Optimistically speaking, this sales level is still 18 percent above last year's statistics.
The U.S. Census reporeted sales level going down in the West, Midwest and South but made a leap of about 28 percent in the Northeast as compared with May.
May started with a median sale of $281,800 which is up a little but still below the amount of median sales price acquired in June 2014.
The dramatic increase in foreclosure sales triggered house prices to dive. CoreLogic deputy chief economist Sam Khater revealed that the 13.6% of all May transactions in Baltimore came from foreclosures which are real estate owned (REO).
Maryland is non-judiciary state where judges need not approve foreclosures. However, it has set up a program to delay foreclosures by giving homeowners a chance to settle their debts to prevent re-possession of their property.
The boom in REO practice indicates stalled foreclosures that move its way to the system. Khater also added that inventories on foreclosures actually went down year-over-year in May and employment rate has risen slightly in the Charm City.
Out of the top 100 metro areas by population, 93 saw home price gains. Even if there was a huge drop in oil prices, the Dallas-Plano-Irving area have seen 8.6% gain while the areas in Houston-The Woodlands-Sugar Land will have a gain of 7.4%.

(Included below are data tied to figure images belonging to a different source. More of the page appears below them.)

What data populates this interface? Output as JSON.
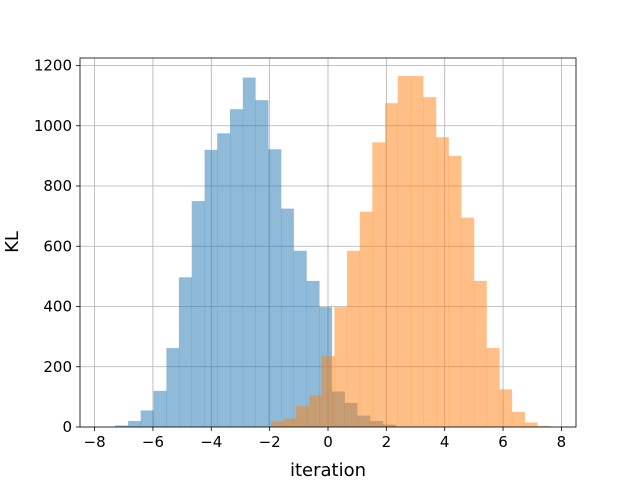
{
  "chart_data": {
    "type": "bar",
    "subtype": "histogram",
    "xlabel": "iteration",
    "ylabel": "KL",
    "xlim": [
      -8.5,
      8.5
    ],
    "ylim": [
      0,
      1225
    ],
    "xticks": [
      -8,
      -6,
      -4,
      -2,
      0,
      2,
      4,
      6,
      8
    ],
    "yticks": [
      0,
      200,
      400,
      600,
      800,
      1000,
      1200
    ],
    "grid": true,
    "legend": "none",
    "series": [
      {
        "color": "#1f77b4",
        "opacity": 0.5,
        "bins": [
          [
            -7.3,
            -6.85,
            5
          ],
          [
            -6.85,
            -6.42,
            20
          ],
          [
            -6.42,
            -5.98,
            55
          ],
          [
            -5.98,
            -5.54,
            120
          ],
          [
            -5.54,
            -5.11,
            262
          ],
          [
            -5.11,
            -4.67,
            497
          ],
          [
            -4.67,
            -4.23,
            750
          ],
          [
            -4.23,
            -3.8,
            920
          ],
          [
            -3.8,
            -3.36,
            975
          ],
          [
            -3.36,
            -2.92,
            1055
          ],
          [
            -2.92,
            -2.49,
            1160
          ],
          [
            -2.49,
            -2.05,
            1085
          ],
          [
            -2.05,
            -1.61,
            922
          ],
          [
            -1.61,
            -1.18,
            725
          ],
          [
            -1.18,
            -0.74,
            585
          ],
          [
            -0.74,
            -0.3,
            485
          ],
          [
            -0.3,
            0.13,
            398
          ],
          [
            0.13,
            0.57,
            118
          ],
          [
            0.57,
            1.0,
            80
          ],
          [
            1.0,
            1.44,
            38
          ],
          [
            1.44,
            1.88,
            20
          ],
          [
            1.88,
            2.31,
            8
          ]
        ]
      },
      {
        "color": "#ff7f0e",
        "opacity": 0.5,
        "bins": [
          [
            -1.95,
            -1.52,
            18
          ],
          [
            -1.52,
            -1.09,
            28
          ],
          [
            -1.09,
            -0.65,
            70
          ],
          [
            -0.65,
            -0.22,
            105
          ],
          [
            -0.22,
            0.22,
            235
          ],
          [
            0.22,
            0.65,
            398
          ],
          [
            0.65,
            1.09,
            585
          ],
          [
            1.09,
            1.52,
            715
          ],
          [
            1.52,
            1.96,
            945
          ],
          [
            1.96,
            2.39,
            1075
          ],
          [
            2.39,
            2.83,
            1165
          ],
          [
            2.83,
            3.26,
            1165
          ],
          [
            3.26,
            3.7,
            1095
          ],
          [
            3.7,
            4.13,
            962
          ],
          [
            4.13,
            4.56,
            900
          ],
          [
            4.56,
            5.0,
            695
          ],
          [
            5.0,
            5.43,
            485
          ],
          [
            5.43,
            5.87,
            262
          ],
          [
            5.87,
            6.3,
            125
          ],
          [
            6.3,
            6.74,
            50
          ],
          [
            6.74,
            7.17,
            15
          ],
          [
            7.17,
            7.6,
            3
          ]
        ]
      }
    ]
  }
}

As prices for selling houses go down for homeowners, it is quite the opposite for renters. A large number of renters are more cost burdened because of their housing expenditures including the rise in rents.
In a report by Harvard Joint Center for Housing Studies that almost 39.6 million households spent 30% or more of their income on housing, which is less from 40.9 million in 2012 and reached a peak of 42.7 million in 2010.